After 20-year-old Tommy Le was fatally shot by a Sheriff’s deputy, the sheriff’s office incorrectly told the media that Le was holding a knife when he was shot. The sheriff’s office did nothing to correct media reports that repeated its inaccuracies. It was only after inquiries from the Seattle Weekly that the sheriff’s office admitted that Le was holding a pen when he was killed.
A new 33-page report commissioned by the OLEO director describes how the sheriff’s office spread false information after Le was killed. The 33-page report, written by the University of Florida’s Brechner Center for Freedom of Information, also issues recommendations for how the sheriff’s office can improve its transparency and the way it shares information with the media and public. The recommendations include proactively sharing information about officer involved shootings, regularly disclosing information on social media, and admitting when false information is released and quickly correcting and retracting it. It also includes disseminating information to communities that might not speak English as their first language.
The report was presented to the King County Council’s Law and Justice Committee on Tuesday.

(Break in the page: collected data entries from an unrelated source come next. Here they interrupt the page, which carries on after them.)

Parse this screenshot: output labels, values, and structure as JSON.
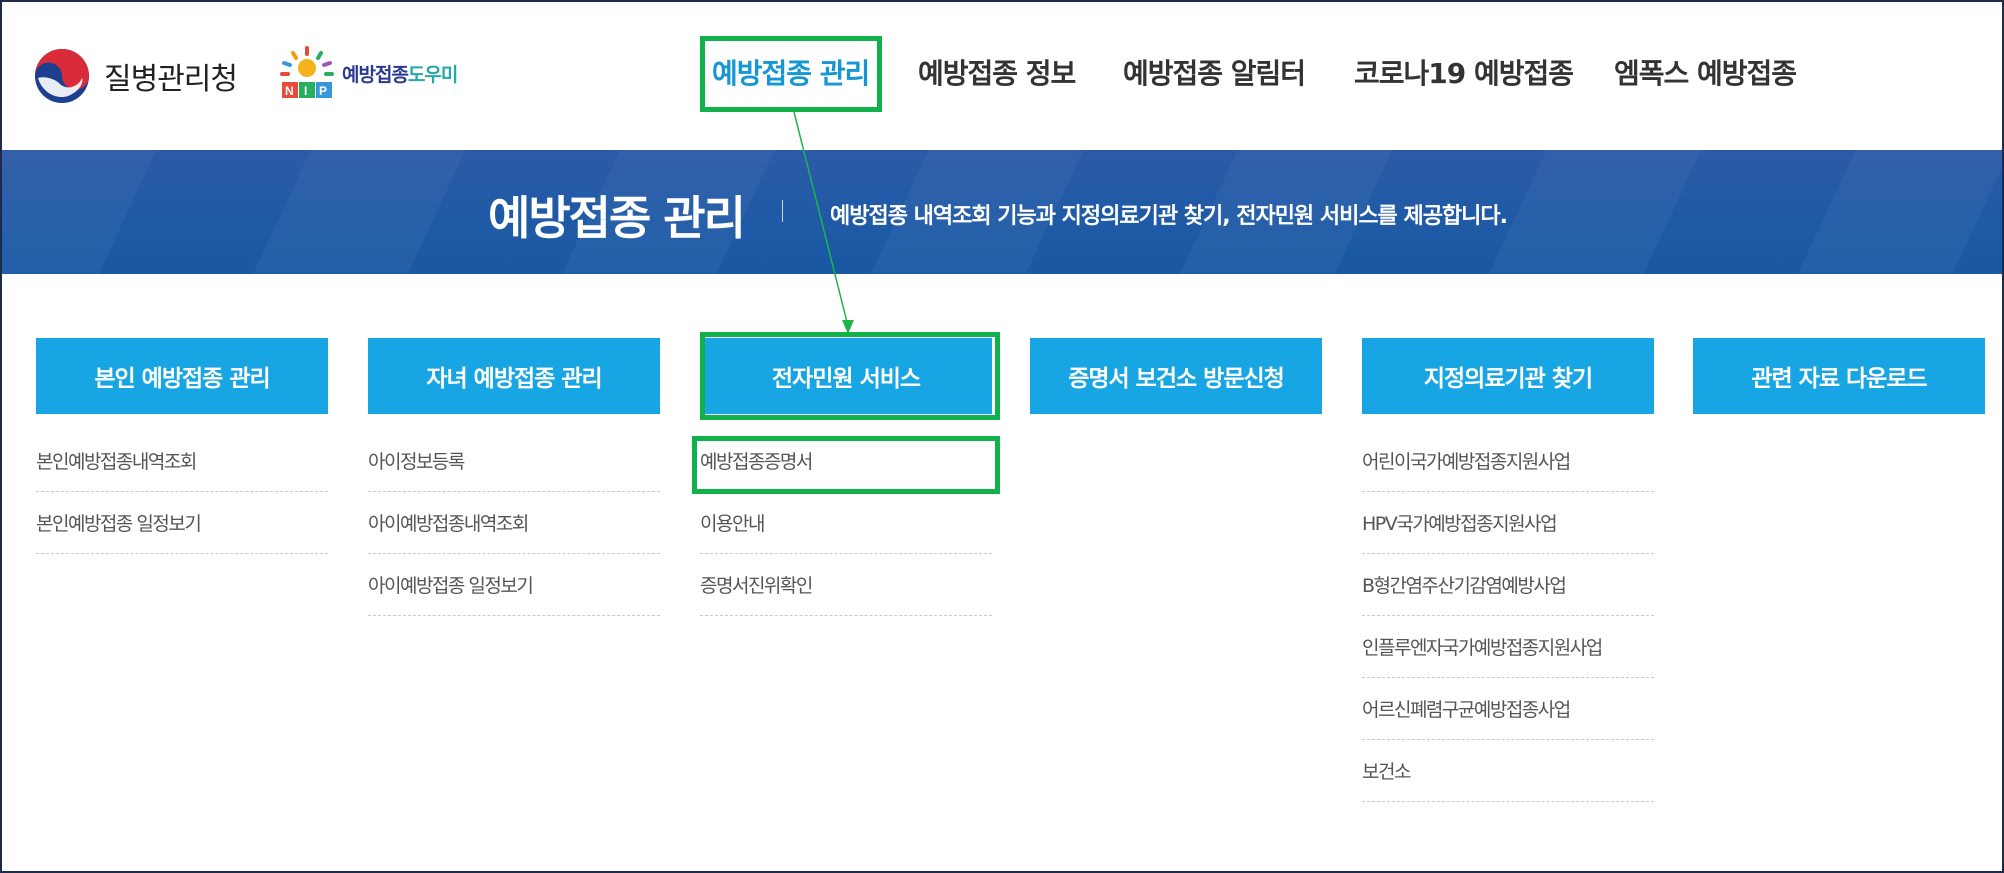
{
  "header": {
    "org_name": "질병관리청",
    "helper_logo": {
      "part1": "예방접종",
      "part2": "도우미",
      "badge": "NIP"
    },
    "nav": [
      {
        "label": "예방접종 관리",
        "active": true
      },
      {
        "label": "예방접종 정보",
        "active": false
      },
      {
        "label": "예방접종 알림터",
        "active": false
      },
      {
        "label": "코로나19 예방접종",
        "active": false
      },
      {
        "label": "엠폭스 예방접종",
        "active": false
      }
    ]
  },
  "banner": {
    "title": "예방접종 관리",
    "description": "예방접종 내역조회 기능과 지정의료기관 찾기, 전자민원 서비스를 제공합니다."
  },
  "menu": [
    {
      "title": "본인 예방접종 관리",
      "items": [
        "본인예방접종내역조회",
        "본인예방접종 일정보기"
      ]
    },
    {
      "title": "자녀 예방접종 관리",
      "items": [
        "아이정보등록",
        "아이예방접종내역조회",
        "아이예방접종 일정보기"
      ]
    },
    {
      "title": "전자민원 서비스",
      "items": [
        "예방접종증명서",
        "이용안내",
        "증명서진위확인"
      ]
    },
    {
      "title": "증명서 보건소 방문신청",
      "items": []
    },
    {
      "title": "지정의료기관 찾기",
      "items": [
        "어린이국가예방접종지원사업",
        "HPV국가예방접종지원사업",
        "B형간염주산기감염예방사업",
        "인플루엔자국가예방접종지원사업",
        "어르신폐렴구균예방접종사업",
        "보건소"
      ]
    },
    {
      "title": "관련 자료 다운로드",
      "items": []
    }
  ],
  "colors": {
    "accent": "#17a5e3",
    "active_nav": "#1597d4",
    "banner": "#1f5aa6",
    "highlight": "#10b04a"
  },
  "icons": [
    "kdca-emblem-icon",
    "nip-sun-icon"
  ]
}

The recommendations in the report are basic but can make a big difference, said Deborah Jacobs, director of the OLEO, especially for families of someone injured or killed by a member of the sheriff’s office. “It’s very painful to see the press talk about these things, especially if they’re inaccurate,” Jacobs said.
Recommendations such as making sure the media has access to up to date information might seem basic, Jacobs said, but “it has not been the practice” from the sheriff’s office.

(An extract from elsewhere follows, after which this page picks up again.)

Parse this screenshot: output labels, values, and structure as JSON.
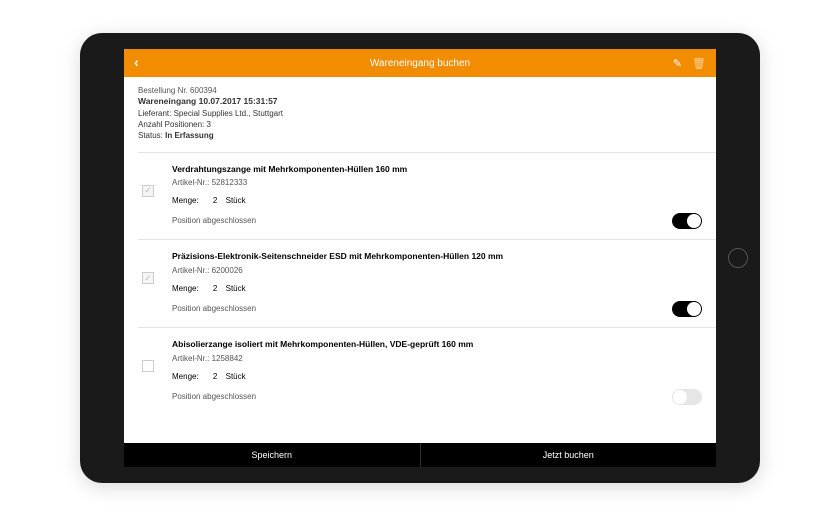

The original version of the report was redacted to remove a section about Le’s shooting. The Seattle Times obtained the unredacted version, which can be read here.
As the International Examiner reported in April, the sheriff’s office has undergone staffing changes and introduced less lethal weapons into existing policy in order to prevent another shooting.
The OLEO is working with the sheriff’s office to implement reforms of how the department reviews after officers shoot someone. Says Jacobs, “In general we see a lot of positive at the sheriff’s office and a lot of room to update.”